Have any of you run into this before, and if so how did you solve the problem?
Two weeks ago I started at UTC 23:02 on 5/12 and ran a 2:08 session past UTC midnight. When I got in the office I split out 0:57 and sent to OPUS-RS and was totally shocked to get a solution. As to the long file OPUS would abort it with a litany of excuses. Usually it is the other way around, OPUS first OPUS-RS later.
On 5/13 the IGS site still only had the u18 ephemeris for 5/12 and nothing for 5/13. I did find newer ephemeris on the NGS ftp site. Everything aborted on 5/13 including the file I had a 5/12 RS solution for.
It was noon on 5/14 that I finally got an OPUS solution and my other OPUS-RS solution using the ultrarapid ephemeris.
By that time OPUS should have had the rapid available. At 5/14 UTC 18:10 I finally got a rapid solution. It was just odd circumstances and not explainable but patience usually pays off.
I believe it is just the OPUS defaults on what ephemeris to use and it may not be flexible enough. It is my understanding that the U18 is an 18 hour rapid Rapid file and the last 6 and the next day's 24 are predicted. If the Rapid orbit delivery is delayed OPUS may just panic.
In my software it is happy to use a U18 but sometimes balks at a Rapid for one day and only predicted for the second. Your software may have similar preferences. Then again sometimes you have to go get the best orbit yourself.

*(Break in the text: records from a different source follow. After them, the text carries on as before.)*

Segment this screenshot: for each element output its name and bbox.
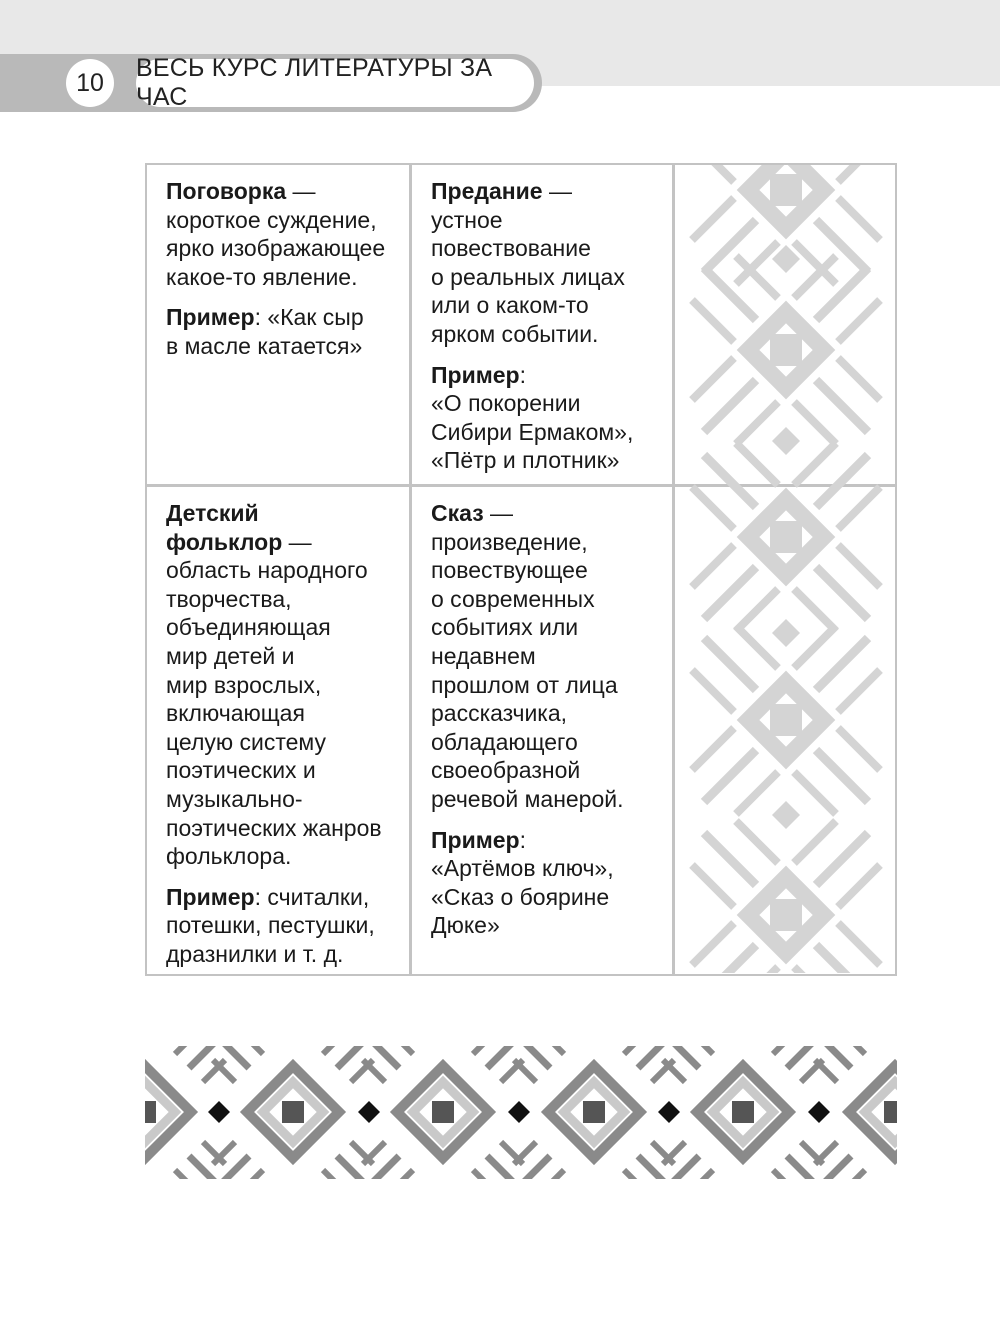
border-motif — [213, 1046, 373, 1179]
entry-term: Детский фольклор — [166, 500, 283, 555]
entry-example: Пример: считалки, потешки, пестушки, дразнилки и т. д. — [166, 883, 375, 967]
example-label: Пример — [431, 361, 520, 388]
ornament-motif — [692, 443, 880, 631]
border-diamond-black — [358, 1101, 380, 1123]
border-motif — [363, 1046, 523, 1179]
border-diamond-black — [808, 1101, 830, 1123]
page-number: 10 — [66, 59, 114, 107]
border-diamond-black — [658, 1101, 680, 1123]
entry-example: Пример: «Артёмов ключ», «Сказ о боярине Дюке» — [431, 826, 614, 939]
entry-example: Пример: «О покорении Сибири Ермаком», «Пётр и плотник» — [431, 361, 634, 474]
example-label: Пример — [431, 826, 520, 853]
glossary-table — [145, 163, 897, 976]
ornament-motif — [692, 256, 880, 444]
entry-term: Поговорка — [166, 178, 287, 204]
ornament-diamond-small — [772, 619, 800, 647]
ornament-motif — [692, 626, 880, 814]
entry-example: Пример: «Как сыр в масле катается» — [166, 304, 364, 359]
entry-definition: Сказ — произведение, повествующее о современных событиях или недавнем прошлом от лица рассказчика, обладающего своеобразной речевой манерой. — [431, 500, 624, 812]
entry-definition: Поговорка — короткое суждение, ярко изображающее какое-то явление. — [166, 178, 386, 290]
entry-definition: Предание — устное повествование о реальных лицах или о каком-то ярком событии. — [431, 178, 625, 347]
entry-term: Предание — [431, 178, 543, 204]
entry-skaz — [431, 499, 671, 952]
ornament-diamond-small — [772, 427, 800, 455]
border-diamond-black — [508, 1101, 530, 1123]
border-diamond-black — [208, 1101, 230, 1123]
grid-divider-vertical-1 — [409, 165, 412, 974]
ornament-border-band — [145, 1046, 897, 1179]
entry-pogovorka — [166, 177, 406, 373]
border-motif — [514, 1046, 674, 1179]
ornament-motif — [692, 821, 880, 973]
running-header-title: ВЕСЬ КУРС ЛИТЕРАТУРЫ ЗА ЧАС — [136, 59, 534, 107]
entry-predanie — [431, 177, 671, 487]
ornament-diamond-small — [772, 801, 800, 829]
example-label: Пример — [166, 883, 255, 910]
entry-term: Сказ — [431, 500, 484, 526]
example-label: Пример — [166, 304, 255, 331]
ornament-column — [675, 165, 897, 973]
entry-definition: Детский фольклор — область народного творчества, объединяющая мир детей и мир взрослых, включающая целую систему поэтических и музыкально- поэтических жанров фольклора. — [166, 500, 382, 870]
border-motif — [663, 1046, 823, 1179]
entry-detskiy-folklor — [166, 499, 406, 981]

Does TBC look at more than one orbit source?
BTW, I would not use two 24 hour CORS files I would get a ufcors multi hour file that runs past midnight.
Paul in PA
I said that there was no indication of the reason for failure, but I was wrong -- the error message shows up as a tooltip and states "Insufficient code measurements available 1% of the time at the rover receiver." I think that's an unlikely cause of the failure -- all the other data from that equipment and that session is good, as is other data from other sessions at the same site -- but that's what TBC is reporting.
Paul in PA, post: 374383, member: 236 wrote: BTW, I would not use two 24 hour CORS files I would get a ufcors multi hour file that runs past midnight.

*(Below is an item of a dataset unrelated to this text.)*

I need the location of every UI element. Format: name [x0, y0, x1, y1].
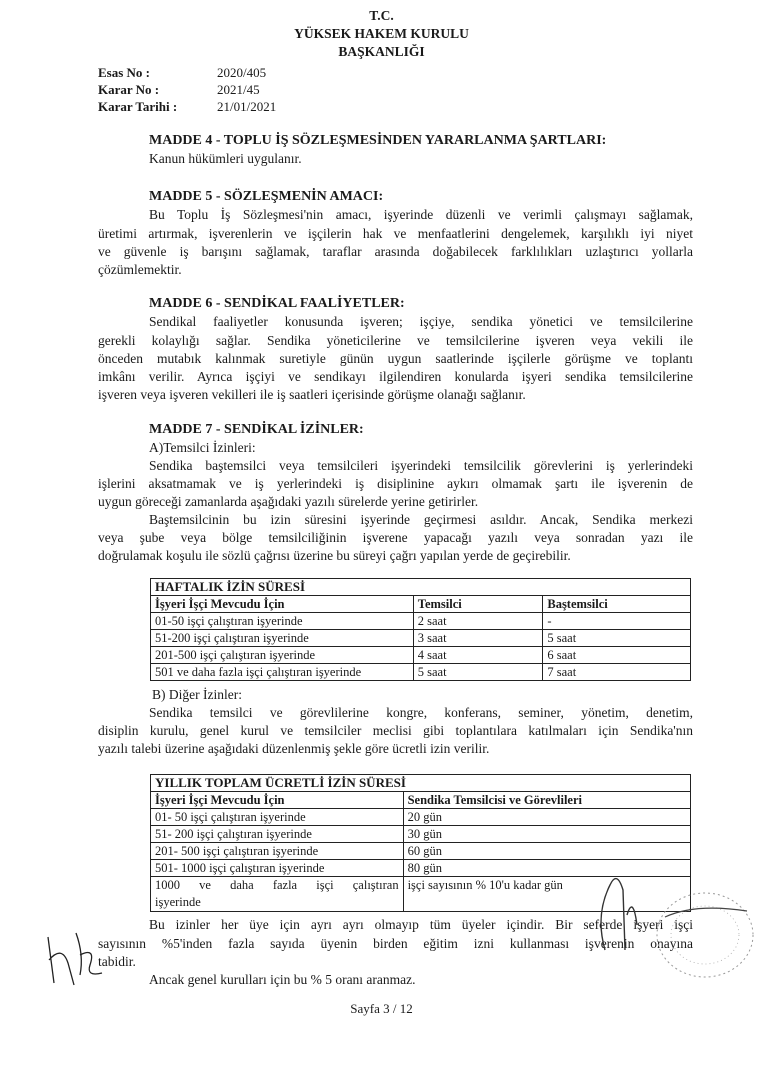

I'll give that a try and see if it works. I use the 24-hour files because I have other receivers running during the same day, one of the sites I'm monitoring is itself an NGS CORS, and one of the CGPS stations is a BARD site.

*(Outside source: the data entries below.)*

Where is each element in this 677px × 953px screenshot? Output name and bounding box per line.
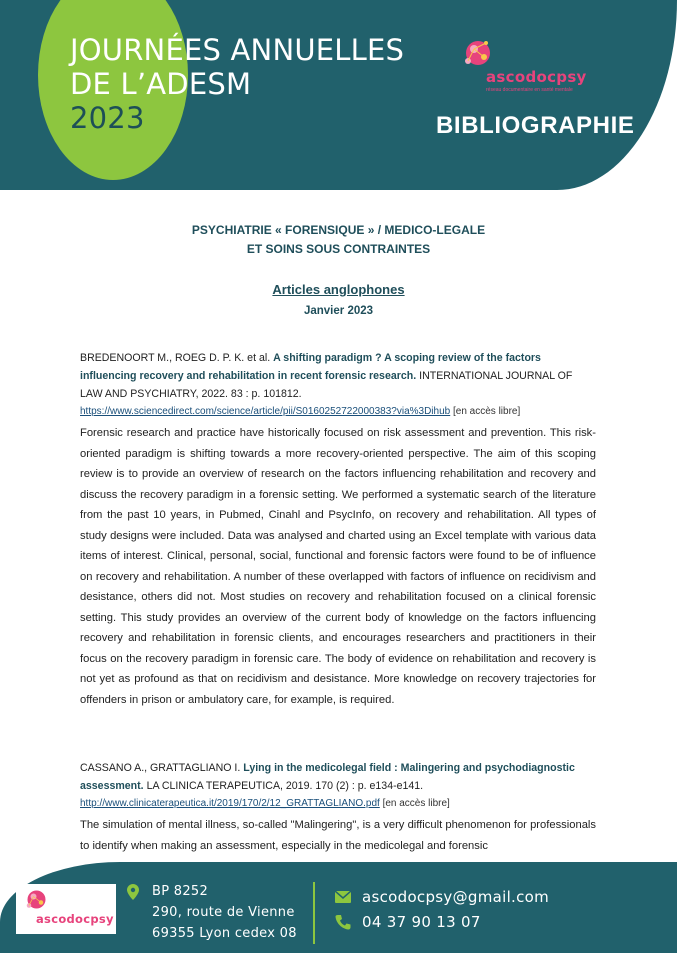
- address-line2: 290, route de Vienne: [152, 905, 295, 920]
- event-year: 2023: [70, 101, 145, 135]
- event-title: [70, 33, 404, 135]
- logo-wordmark: ascodocpsy: [486, 68, 587, 86]
- entry-authors: CASSANO A., GRATTAGLIANO I.: [80, 762, 241, 774]
- contact-email[interactable]: ascodocpsy@gmail.com: [362, 888, 550, 906]
- topic-heading: [0, 221, 677, 259]
- event-title-line2: DE L’ADESM: [70, 67, 252, 101]
- entry-access: [en accès libre]: [382, 798, 450, 809]
- postal-address: [152, 881, 297, 944]
- entry-source: INTERNATIONAL JOURNAL OF LAW AND PSYCHIATRY, 2022. 83 : p. 101812.: [80, 370, 573, 400]
- footer-divider: [313, 882, 315, 944]
- location-pin-icon: [127, 884, 139, 900]
- email-icon: [335, 891, 351, 903]
- entry-abstract: The simulation of mental illness, so-called "Malingering", is a very difficult phenomenon for professionals to identify when making an assessment, especially in the medicolegal and forensic: [80, 819, 596, 852]
- entry-title: A shifting paradigm ? A scoping review of the factors influencing recovery and rehabilitation in recent forensic research.: [80, 352, 541, 382]
- entry-link-line: [80, 403, 596, 421]
- entry-access: [en accès libre]: [453, 406, 521, 417]
- footer-logo-wordmark: ascodocpsy: [36, 912, 114, 926]
- ascodocpsy-logo: [456, 35, 646, 95]
- phone-icon: [335, 914, 351, 930]
- topic-line1: PSYCHIATRIE « FORENSIQUE » / MEDICO-LEGALE: [191, 223, 486, 237]
- entry-authors: BREDENOORT M., ROEG D. P. K. et al.: [80, 352, 271, 364]
- entry-source: LA CLINICA TERAPEUTICA, 2019. 170 (2) : p. e134-e141.: [146, 780, 424, 792]
- entry-abstract: Forensic research and practice have historically focused on risk assessment and prevention. This risk-oriented paradigm is shifting towards a more recovery-oriented perspective. The aim of this scoping review is to provide an overview of research on the factors influencing rehabilitation and recovery and discuss the recovery paradigm in a forensic setting. We performed a systematic search of the literature from the past 10 years, in Pubmed, Cinahl and PsycInfo, on recovery and rehabilitation. All types of study designs were included. Data was analysed and charted using an Excel template with various data items of interest. Clinical, personal, social, functional and forensic factors were found to be of influence on recovery and rehabilitation. A number of these overlapped with factors of influence on recidivism and desistance, others did not. Most studies on recovery and rehabilitation focused on a clinical forensic setting. This study provides an overview of the current body of knowledge on the factors influencing recovery and rehabilitation in forensic clients, and encourages researchers and practitioners in their focus on the recovery paradigm in forensic care. The body of evidence on rehabilitation and recovery is not yet as profound as that on recidivism and desistance. More knowledge on recovery trajectories for offenders in prison or ambulatory care, for example, is required.: [80, 427, 596, 706]
- subtitle: Articles anglophones: [272, 282, 405, 297]
- entry-url-link[interactable]: https://www.sciencedirect.com/science/article/pii/S0160252722000383?via%3Dihub: [80, 406, 451, 417]
- page-header: [0, 0, 677, 190]
- entry-title: Lying in the medicolegal field : Malingering and psychodiagnostic assessment.: [80, 762, 575, 792]
- entry-link-line: [80, 795, 596, 813]
- footer-logo: [16, 884, 116, 934]
- entry-url-link[interactable]: http://www.clinicaterapeutica.it/2019/170/2/12_GRATTAGLIANO.pdf: [80, 798, 380, 809]
- contact-phone[interactable]: 04 37 90 13 07: [362, 913, 481, 931]
- topic-line2: ET SOINS SOUS CONTRAINTES: [246, 242, 431, 256]
- event-title-line1: JOURNÉES ANNUELLES: [70, 33, 405, 67]
- entry-reference: [80, 349, 596, 403]
- address-line1: BP 8252: [152, 884, 209, 899]
- address-line3: 69355 Lyon cedex 08: [152, 926, 297, 941]
- bibliography-entry: [80, 759, 596, 856]
- logo-tagline: réseau documentaire en santé mentale: [486, 87, 573, 93]
- publication-date: Janvier 2023: [303, 305, 374, 317]
- entry-reference: [80, 759, 596, 795]
- bibliography-label: BIBLIOGRAPHIE: [436, 112, 635, 139]
- bibliography-entry: [80, 349, 596, 710]
- page-footer: [0, 862, 677, 953]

1% of the time sounds like the OPUS abort message that says "your file ends before it begins" check the dates and times.
Look in the two 24 hour RINEX files and see if there is a duplication of observations at UTC midnight, if so delete one.
Keep the 24 hours for your other work and download or create a shorter file just for this project. Does TBC have a tool to merge files?
Also from time to time a project past UTC midnight requires me to get ephemeris for 2 different days. If you wait for the precise ephemeris that is 7 days long. GPS week midnight can be a different problem even if your software is happy the rest of the week.